With my kids.
With my husband.
And especially with myself.
This Sunday morning, things went a bit awry with Jacob's just-woken-up-and-kind-of-groggy first-thing-in-the-morning pee.
"I'm wet" he called out to me from the bathroom. As I helped him strip off his soggy PJs, I answered his request for "dry pajamas, please Mom" with the rejoinder that since he was getting up anyway, it was best to get dressed for the day, that he should go to the living room and I would bring his clothes in there.
"I want pajamas" he said. Again.
But I didn't listen. I got all practical on him, reminded him it wasn't HE who did the mountains of laundry every week, and I'd be bringing him soft shorts and a T-shirt which were just like pajamas, anyway.
I stepping into the living room, clothes in hand, to find tears streaming down my sweet boy's face. "I want pajamas, Mom" he wailed, "I want to play computer in pajamas."
Now, I knew some of this was autistic rigidity. That the recent tradition of my early-rising boy getting to play undisturbed on the computer for an hour or so while the rest of us lazy sods got an extra hour of sleep on Sunday mornings was somehow tied into wearing his pajamas in his mind -- while getting dressed was probably tied to being rushed through his morning breakfast and hustled downstairs to meet the school bus.
And like a good Autism Mom, I usually try to break up rigidities before they ossify. And just as I was about to get all hard-line with my boy I looked into his eyes, saw how much this meant to him, how much he didn't understand about why I wanted him in clothes.
And I just couldn't do it.
How important was this battle, anyway?
And isn't there something thoroughly delicious about lounging around in pajamas of a Sunday morning? And something about donning clothes that says one has to get down to business and be productive?
Jake understood this. He wanted a REAL Sunday morning. In pajamas.
I hugged him.
I dried his tears with the hem of my nightgown.
I brought him a clean set of PJs.
I set aside my critical mind, the one that said that was ANOTHER pair of pajamas I'd have to wash on Tuesday.
I chose kindness.
Today was a busy day full of to-ing and fro-ing and the thousand little errands that just suck all the time out of a day.
Jake had an early morning dental appointment, so I had to bring him with me to drop Ethan off at school, then take him on the subway all the way downtown to HIS school after the dentist.
I had groceries to buy, prescriptions to drop off, prescriptions to pick up. I had to pick up some cheap bathmats to replace the ones the cat keeps peeing on. Etc. Etc. Etc.
You know the kind of day.
In the middle of of it all, I am power-walking past the fancy-shmancy make-up store bluemercury on Broadway, when I suddenly feel compelled to stop in to shpritz myself with "Beach" (yes, the same perfume & store that inspired my Coppertone story).

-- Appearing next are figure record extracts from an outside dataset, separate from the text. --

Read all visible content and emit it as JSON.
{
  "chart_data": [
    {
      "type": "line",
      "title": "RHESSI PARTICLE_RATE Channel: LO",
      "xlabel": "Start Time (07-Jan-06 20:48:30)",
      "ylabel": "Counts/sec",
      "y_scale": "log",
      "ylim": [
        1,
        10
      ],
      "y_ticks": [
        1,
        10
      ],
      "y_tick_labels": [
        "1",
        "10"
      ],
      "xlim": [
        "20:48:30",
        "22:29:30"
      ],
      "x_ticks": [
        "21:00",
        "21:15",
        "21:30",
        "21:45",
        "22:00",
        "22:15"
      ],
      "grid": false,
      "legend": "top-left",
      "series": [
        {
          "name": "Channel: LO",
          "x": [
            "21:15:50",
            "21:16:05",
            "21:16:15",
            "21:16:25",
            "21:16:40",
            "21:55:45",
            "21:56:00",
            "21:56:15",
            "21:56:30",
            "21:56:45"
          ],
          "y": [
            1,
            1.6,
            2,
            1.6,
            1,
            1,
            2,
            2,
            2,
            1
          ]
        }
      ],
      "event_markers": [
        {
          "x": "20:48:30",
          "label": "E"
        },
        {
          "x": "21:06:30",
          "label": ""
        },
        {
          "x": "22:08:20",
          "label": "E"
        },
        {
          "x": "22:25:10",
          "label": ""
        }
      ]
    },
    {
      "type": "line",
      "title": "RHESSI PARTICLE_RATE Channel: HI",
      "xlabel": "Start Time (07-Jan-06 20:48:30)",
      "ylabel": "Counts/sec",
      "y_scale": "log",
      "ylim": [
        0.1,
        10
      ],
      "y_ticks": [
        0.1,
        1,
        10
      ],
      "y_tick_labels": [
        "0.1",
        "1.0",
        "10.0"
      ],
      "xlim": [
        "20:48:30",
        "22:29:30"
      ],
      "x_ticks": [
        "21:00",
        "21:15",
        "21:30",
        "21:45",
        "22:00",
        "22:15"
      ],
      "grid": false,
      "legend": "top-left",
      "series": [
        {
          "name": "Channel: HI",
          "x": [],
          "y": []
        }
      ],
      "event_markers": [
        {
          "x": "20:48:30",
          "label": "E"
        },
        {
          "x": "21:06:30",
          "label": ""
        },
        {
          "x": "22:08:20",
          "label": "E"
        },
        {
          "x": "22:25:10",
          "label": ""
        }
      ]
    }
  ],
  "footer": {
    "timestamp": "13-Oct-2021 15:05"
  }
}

I am, as usual, make-up less and slightly bedraggled (though, I proudly brag, freshly showered, whoo-hoo!) It is empty inside the store, a slow Monday, so the crew eyeing me up and down very politely ask if I would like a free "freshen up" with the make-up artist.
I'm about to decline, no time, no inclination, when I take a pause. My critical mind is telling me I have 997 errands left, it is telling me that even with all the make-up in the world I will still be overweight and 51 years old. That no one but the cat and my kids is going to see me in my lovely done-up state (the effects having long worn off by the time my husband gets home late from work).
But then I shove all that aside and I think: "Why not?"
I think: "Someone wants to give me something. I get to sit and be pampered for five, maybe ten minutes. Why the hell not?"
So I say "Yes."
"Yes" to the universe.
"Yes" to me.
And, of course, it turns out not just about how a little concealer, eye shadow and lip gloss can make me look like I actually get enough sleep.
It turns out that, if you listen, everybody has a story.
I sat and chatted with the make-up artist, a lovely man named Tony, while he did his magic.
And, me being me, I'm talking about my kids. And autism.
And wouldn't you know that Tony has a young cousin on the autism spectrum, a girl. And wouldn't you know that he has a brother with cerebral palsy. So he is a special needs sibling, himself.
And we talk about group homes and caretaking and independence. And elderly parents.
Which proves you can have a real conversation anywhere, even in this chancel of artifice.
And, yes, I buy a few small things - that concealer really was MAGIC. (You want to know? T. LeClerc. Tres French. Tres chic.)
And I walk out of there feeling, well, refreshed. Glad I took a moment for me, a moment to breathe, to connect with a stranger. Ready to take on errand number 214.
And then, at the supermarket, when the guy in front of me was twenty cents shy of being able to pay for his groceries, I was happy to pull out a quarter, spot him the small change.
Finding the inner critic quieted.
Being kind to myself, and flowing that out into the world.